Updated

The Supreme Court on Monday refused to hear a challenge to ObamaCare brought by a Virginia-based Christian university, ending for now one of the biggest remaining legal fights against the health care law.

The justices, in turning away the lawsuit from Liberty University and leaving in place a federal appeals court ruling dismissing it, did not comment on their decision. The decision comes less than a week after the high court agreed to hear a separate challenge from Hobby Lobby and one other company to the law's so-called contraception mandate -- the requirement on most employers to provide access to contraceptive coverage.

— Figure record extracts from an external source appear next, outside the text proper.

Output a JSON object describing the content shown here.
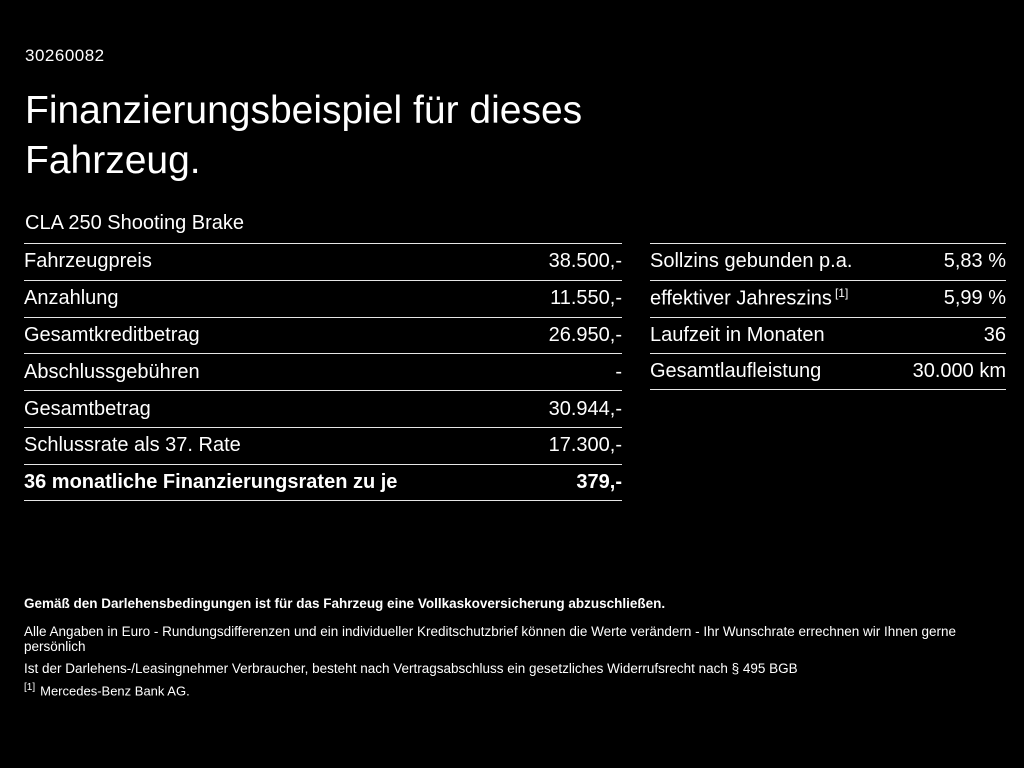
{
  "page": {
    "vehicle_id": "30260082",
    "title": "Finanzierungsbeispiel für dieses Fahrzeug.",
    "model": "CLA 250 Shooting Brake"
  },
  "left_table": {
    "rows": [
      {
        "label": "Fahrzeugpreis",
        "value": "38.500,-"
      },
      {
        "label": "Anzahlung",
        "value": "11.550,-"
      },
      {
        "label": "Gesamtkreditbetrag",
        "value": "26.950,-"
      },
      {
        "label": "Abschlussgebühren",
        "value": "-"
      },
      {
        "label": "Gesamtbetrag",
        "value": "30.944,-"
      },
      {
        "label": "Schlussrate als 37. Rate",
        "value": "17.300,-"
      },
      {
        "label": "36 monatliche Finanzierungsraten zu je",
        "value": "379,-"
      }
    ]
  },
  "right_table": {
    "rows": [
      {
        "label": "Sollzins gebunden p.a.",
        "value": "5,83 %"
      },
      {
        "label": "effektiver Jahreszins",
        "sup": "[1]",
        "value": "5,99 %"
      },
      {
        "label": "Laufzeit in Monaten",
        "value": "36"
      },
      {
        "label": "Gesamtlaufleistung",
        "value": "30.000 km"
      }
    ]
  },
  "footnotes": {
    "insurance_note": "Gemäß den Darlehensbedingungen ist für das Fahrzeug eine Vollkaskoversicherung abzuschließen.",
    "general_note": "Alle Angaben in Euro - Rundungsdifferenzen und ein individueller Kreditschutzbrief können die Werte verändern - Ihr Wunschrate errechnen wir Ihnen gerne persönlich",
    "legal_note": "Ist der Darlehens-/Leasingnehmer Verbraucher, besteht nach Vertragsabschluss ein gesetzliches Widerrufsrecht nach § 495 BGB",
    "ref_marker": "[1]",
    "ref_text": "Mercedes-Benz Bank AG."
  }
}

But Liberty University's case was more expansive. The university had mounted a major challenge to the law, going after the contraception mandate but also the requirement on employers to provide coverage.

Liberty made several arguments in challenging the portion of the health care law that requires most employers to provide health insurance to their workers or pay a fine. The 4th U.S. Circuit of Appeals in Richmond, Va., rejected those claims.

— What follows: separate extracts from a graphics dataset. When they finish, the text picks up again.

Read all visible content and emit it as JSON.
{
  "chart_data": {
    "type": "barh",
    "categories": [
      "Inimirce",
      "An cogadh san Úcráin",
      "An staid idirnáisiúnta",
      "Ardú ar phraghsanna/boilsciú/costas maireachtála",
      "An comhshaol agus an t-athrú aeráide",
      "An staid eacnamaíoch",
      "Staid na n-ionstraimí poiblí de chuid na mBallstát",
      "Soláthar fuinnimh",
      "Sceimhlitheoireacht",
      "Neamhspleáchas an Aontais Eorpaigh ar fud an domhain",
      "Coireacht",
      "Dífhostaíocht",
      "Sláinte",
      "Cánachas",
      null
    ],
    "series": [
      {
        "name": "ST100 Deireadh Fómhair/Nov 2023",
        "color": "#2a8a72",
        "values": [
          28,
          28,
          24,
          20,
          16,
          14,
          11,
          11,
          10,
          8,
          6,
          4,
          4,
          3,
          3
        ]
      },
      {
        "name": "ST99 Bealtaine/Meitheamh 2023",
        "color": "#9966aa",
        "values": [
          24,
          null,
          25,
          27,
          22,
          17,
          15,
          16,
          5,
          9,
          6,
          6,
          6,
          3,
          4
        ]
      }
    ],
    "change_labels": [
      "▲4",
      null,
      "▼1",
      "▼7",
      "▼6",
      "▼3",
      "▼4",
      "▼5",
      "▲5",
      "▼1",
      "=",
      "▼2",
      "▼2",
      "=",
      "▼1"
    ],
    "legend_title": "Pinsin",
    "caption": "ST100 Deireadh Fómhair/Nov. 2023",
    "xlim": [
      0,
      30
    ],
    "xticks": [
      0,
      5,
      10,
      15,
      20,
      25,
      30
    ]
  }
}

With the high court's decision, that ruling remains in place.

The Supreme Court's decision comes more than a year after it had ordered the federal appeals court to reconsider Liberty University's claims that the law violates the school's religious freedoms.

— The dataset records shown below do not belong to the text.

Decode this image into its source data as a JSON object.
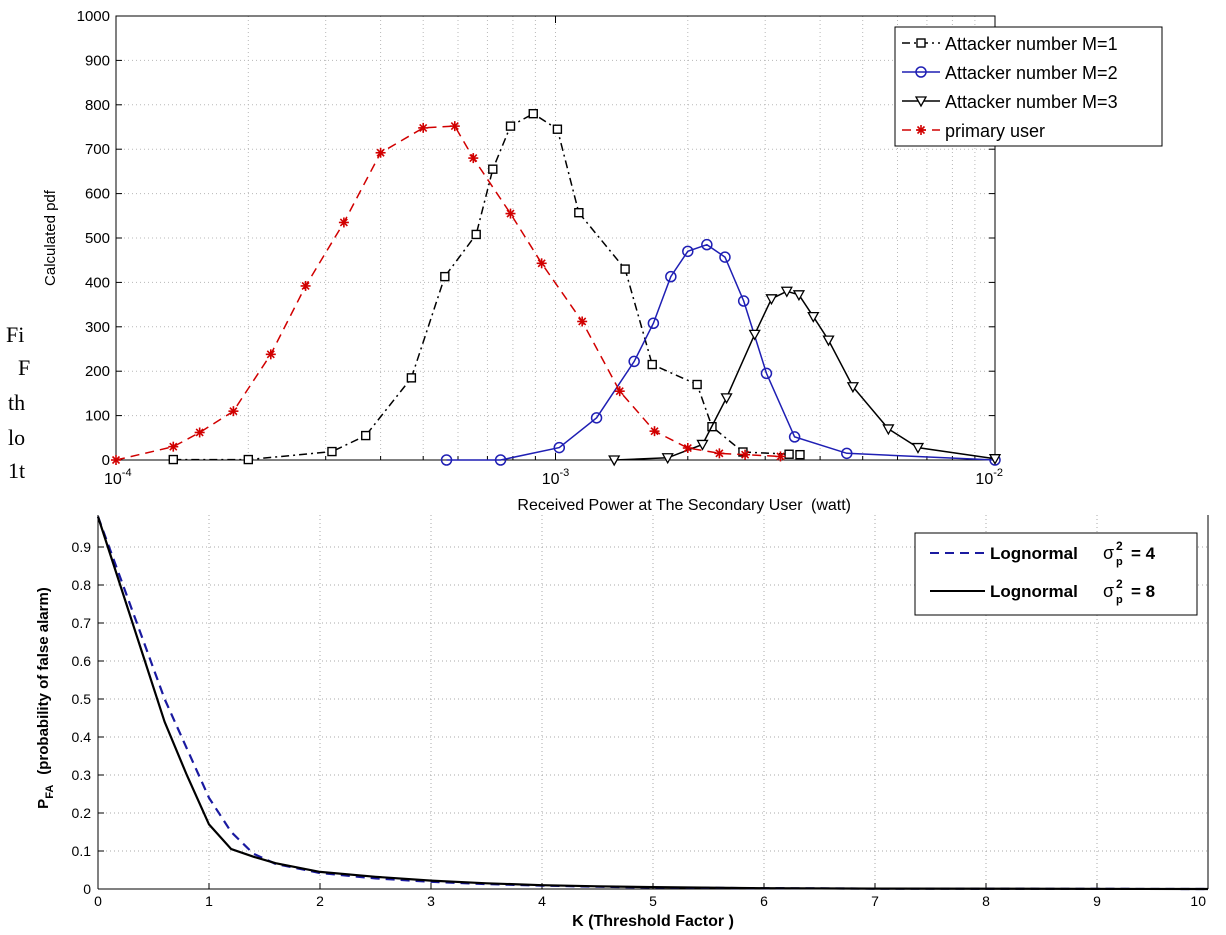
{
  "page": {
    "text_fragments": [
      "Fi",
      "F",
      "th",
      "lo",
      "1t"
    ]
  },
  "chart_data": [
    {
      "type": "line",
      "xscale": "log",
      "xlabel": "Received Power at The Secondary User",
      "xlabel_unit": "(watt)",
      "ylabel": "Calculated pdf",
      "xlim": [
        0.0001,
        0.01
      ],
      "ylim": [
        0,
        1000
      ],
      "yticks": [
        "0",
        "100",
        "200",
        "300",
        "400",
        "500",
        "600",
        "700",
        "800",
        "900",
        "1000"
      ],
      "xticks": [
        {
          "base": "10",
          "exp": "-4",
          "value": 0.0001
        },
        {
          "base": "10",
          "exp": "-3",
          "value": 0.001
        },
        {
          "base": "10",
          "exp": "-2",
          "value": 0.01
        }
      ],
      "grid": true,
      "legend": "top-right",
      "series": [
        {
          "name": "Attacker number M=1",
          "color": "#000000",
          "line": "dashdot",
          "marker": "square",
          "x": [
            0.000135,
            0.0002,
            0.00031,
            0.00037,
            0.00047,
            0.00056,
            0.00066,
            0.00072,
            0.00079,
            0.00089,
            0.00101,
            0.00113,
            0.00144,
            0.00166,
            0.0021,
            0.00227,
            0.00267,
            0.0034,
            0.0036
          ],
          "y": [
            1,
            1,
            19,
            55,
            185,
            413,
            508,
            655,
            752,
            780,
            745,
            557,
            430,
            215,
            170,
            75,
            18,
            13,
            12
          ]
        },
        {
          "name": "Attacker number M=2",
          "color": "#1f1fb4",
          "line": "solid",
          "marker": "circle",
          "x": [
            0.000565,
            0.00075,
            0.00102,
            0.00124,
            0.00151,
            0.00167,
            0.00183,
            0.002,
            0.00221,
            0.00243,
            0.00268,
            0.00302,
            0.0035,
            0.0046,
            0.01
          ],
          "y": [
            0,
            0,
            28,
            95,
            222,
            308,
            413,
            470,
            485,
            457,
            358,
            195,
            52,
            15,
            0
          ]
        },
        {
          "name": "Attacker number M=3",
          "color": "#000000",
          "line": "solid",
          "marker": "triangle-down",
          "x": [
            0.00136,
            0.0018,
            0.00216,
            0.00245,
            0.00284,
            0.0031,
            0.00336,
            0.00358,
            0.00386,
            0.00418,
            0.00475,
            0.00572,
            0.00668,
            0.01
          ],
          "y": [
            0,
            5,
            35,
            140,
            283,
            363,
            380,
            372,
            323,
            270,
            165,
            70,
            28,
            3
          ]
        },
        {
          "name": "primary user",
          "color": "#d10000",
          "line": "dashed",
          "marker": "star",
          "x": [
            0.0001,
            0.000135,
            0.000155,
            0.000185,
            0.000225,
            0.00027,
            0.00033,
            0.0004,
            0.0005,
            0.00059,
            0.00065,
            0.00079,
            0.00093,
            0.00115,
            0.0014,
            0.00168,
            0.002,
            0.00236,
            0.0027,
            0.00325
          ],
          "y": [
            0,
            30,
            62,
            110,
            238,
            392,
            535,
            692,
            748,
            752,
            680,
            555,
            443,
            312,
            155,
            65,
            27,
            15,
            12,
            8
          ]
        }
      ]
    },
    {
      "type": "line",
      "xlabel": "K (Threshold Factor )",
      "ylabel_main": "P",
      "ylabel_sub": "FA",
      "ylabel_rest": "(probability of false alarm)",
      "xlim": [
        0,
        10
      ],
      "ylim": [
        0,
        1
      ],
      "xticks": [
        "0",
        "1",
        "2",
        "3",
        "4",
        "5",
        "6",
        "7",
        "8",
        "9",
        "10"
      ],
      "yticks": [
        "0",
        "0.1",
        "0.2",
        "0.3",
        "0.4",
        "0.5",
        "0.6",
        "0.7",
        "0.8",
        "0.9"
      ],
      "grid": true,
      "legend": "top-right",
      "legend_symbol": "σ",
      "legend_sub": "p",
      "legend_sup": "2",
      "series": [
        {
          "name": "Lognormal",
          "param_value": "= 4",
          "color": "#1a1aa0",
          "line": "dashed",
          "x": [
            0,
            0.2,
            0.4,
            0.6,
            0.8,
            1.0,
            1.2,
            1.4,
            1.6,
            2.0,
            2.5,
            3.0,
            3.5,
            4.0,
            4.5,
            5.0,
            6.0,
            7.0,
            10.0
          ],
          "y": [
            0.98,
            0.82,
            0.66,
            0.5,
            0.37,
            0.24,
            0.15,
            0.093,
            0.066,
            0.042,
            0.028,
            0.019,
            0.013,
            0.009,
            0.006,
            0.004,
            0.002,
            0.001,
            0
          ]
        },
        {
          "name": "Lognormal",
          "param_value": "= 8",
          "color": "#000000",
          "line": "solid",
          "x": [
            0,
            0.2,
            0.4,
            0.6,
            0.8,
            1.0,
            1.2,
            1.4,
            1.6,
            2.0,
            2.5,
            3.0,
            3.5,
            4.0,
            4.5,
            5.0,
            6.0,
            7.0,
            10.0
          ],
          "y": [
            0.98,
            0.8,
            0.62,
            0.44,
            0.3,
            0.17,
            0.105,
            0.085,
            0.068,
            0.045,
            0.032,
            0.022,
            0.015,
            0.01,
            0.007,
            0.005,
            0.002,
            0.001,
            0
          ]
        }
      ]
    }
  ]
}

The courts are continuing to wade through numerous challenges to the Affordable Care Act, despite the major ruling in June 2012 that upheld the bulk of the law by ruling the individual mandate -- the requirement on individuals to buy health insurance -- valid.

But the issue of the contraception mandate will come before the Supreme Court, perhaps as early as March. The court last week said it would hear the challenge from Hobby Lobby and Pennsylvania company Conestoga Wood Specialties Corp.

The court is set to weigh in on the dispute over whether businesses can use religious objections to avoid a requirement in the law to cover birth control for employees.

The Associated Press contributed to this report.